Is Manulife on the offence or defence?
Smart people at Manulife Financial are either very worried about something they see on the horizon, or very excited about an acquisition opportunity.
Or maybe they're a bit of both: A little frightened, but also hungry.
The two options explain why Manulife, proud owner of a $40 stock as recently as the summer of 2008, is now pumping out $2.5-billion worth of shares at $19 each, and selling that equity at a substantial 6 per cent discount to where it closed yesterday on the Toronto Stock Exchange.
Newly named Manulife chief executive officer Donald Guloien explained this share sale with the same conservative logic used to justify $2.275-billion of stock sales last December.
Mr. Guloien, who spent his career at the insurer before taking the helm last year in the midst of the market meltdown, said in a press release: "We believe this transaction achieves the fortress level of capital necessary to buffer against more conservative economic scenarios."
But Manulife's CEO also held out the potential for using this stock sale to fund growth, saying the financing will "position us to take advantage of highly attractive acquisition and growth opportunities."
Manulife is still itching to buy AIG units in Asia, say investment banking sources close to the company, but the insurer is constrained by balance sheet issues. And the seller - U.S. taxpayers - wants cash for those AIG divisions.
In coming months, we will probably find that Manulife wants to play defence and offence with all this money. The company will do acquisitions, but they will not likely be of the transformational scale seen when it bought U.S. insurer John Hancock for $11-billion (U.S.) back in 2003.

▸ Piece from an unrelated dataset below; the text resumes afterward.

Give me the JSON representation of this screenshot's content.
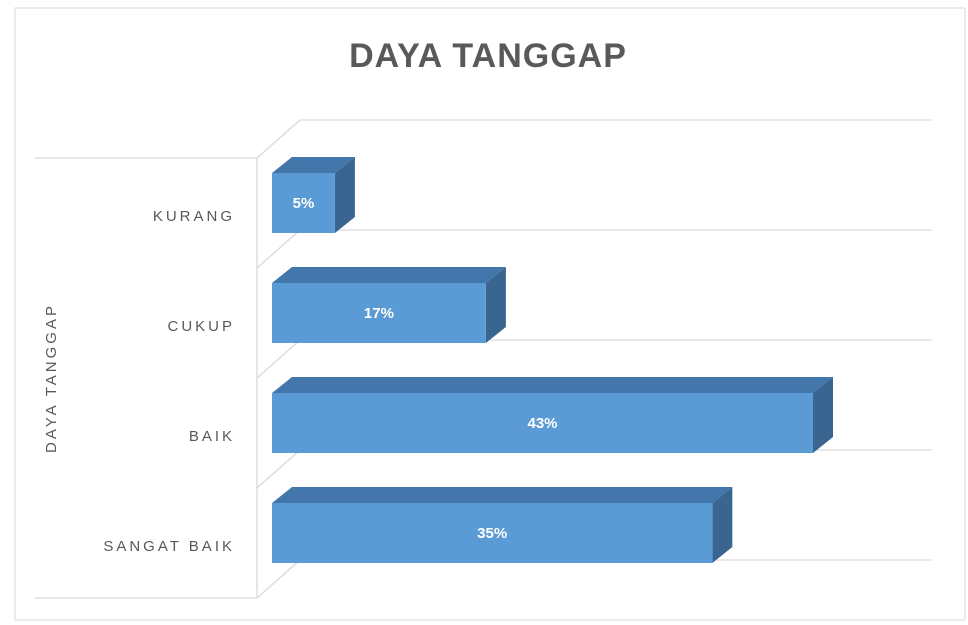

But the insurer now does have the capital needed to meet the promises it has made to clients. Mr. Guloien can fully shore up a balance sheet that is weighed down by exposure to the drop in equity markets. Manulife sold its clients billions of dollars worth of guaranteed savings products that were invested in stocks, without putting costly hedges in place, and these annuities and other policies now represent an enormous potential liability. This stock sale makes Manulife one of the best capitalized of global insurers.
The underwriters have an option of increasing the size of this financing to $2.875-billion (Canadian) if there is investor demand. The dealers are likely to use that option, given the healthy discount on this bought deal, and Manulife's attractive position as a leading global player in insurance.
Scotia Capital and RBC Dominion Securities are leading this transaction, the second-largest bought deal seen in a year of massive share sales, and one of the 10 largest equity offerings ever done in this country.
A bonanza for dealers
Canada's bank-owned dealers stand to earn the lion's share of fees from Manulife Financial's massive stock sale.
Manulife plans to use $1-billion of the money it raised to pay down a credit facility struck last year, during the market's worst days, with a syndicate of Canadian banks. Keep that in mind as we list the major players in this underwriting.
Manulife will pay the Street a 3.5 per cent fee for buying this stock and selling it to their investor clients, according to investment banking sources. That's a small concession to the insurer, as dealers typically charge a 4 per cent commission on these equity sales. At a minimum, the insurer will pay the dealers $87.5-million.
Lead underwriters Scotia Capital and RBC Dominion - units of the country's two largest corporate lenders - will each take 25 per cent of the fixed commissions on the transaction. CIBC World Markets ranks next, with a 12 per cent share of the fee pie. BMO Nesbitt Burns gets a 10 per cent slice, TD Securities will get 9 per cent and National Bank Financial is to receive 7 per cent.
Most of the commission pie is now gone, and only the six bank-owned firms got fed.
Citigroup, Goldman Sachs, HBSC Securities, Merrill Lynch, UBS Securities and Morgan Stanley each get 1.5 per cent of the fees. Canaccord Capital gets 1 per cent and Laurentian Bank Securities gets 0.5 per cent.
Dundee bulks up
Dundee Securities signalled it sees the commodity cycle having a long run ahead of it by hiring a pair of resource-focused analysts this week.
Dundee landed oil and gas analyst Alex Klien from Blackmont Capital, a firm that's facing more than its share of upheaval as its retail arm is sold to Macquarie Group.
To cover mining stocks - a focus for Dundee's trading desk and finance team - the firm hired industry veteran Rod Cooper. Mr. Cooper will cover the base metal plays. He was most recently the chief operating officer at Baffinland Iron Mines, and prior to that he was at Kinross Gold. In recent months, with talent on the move, Dundee Securities has quietly added 10 professionals.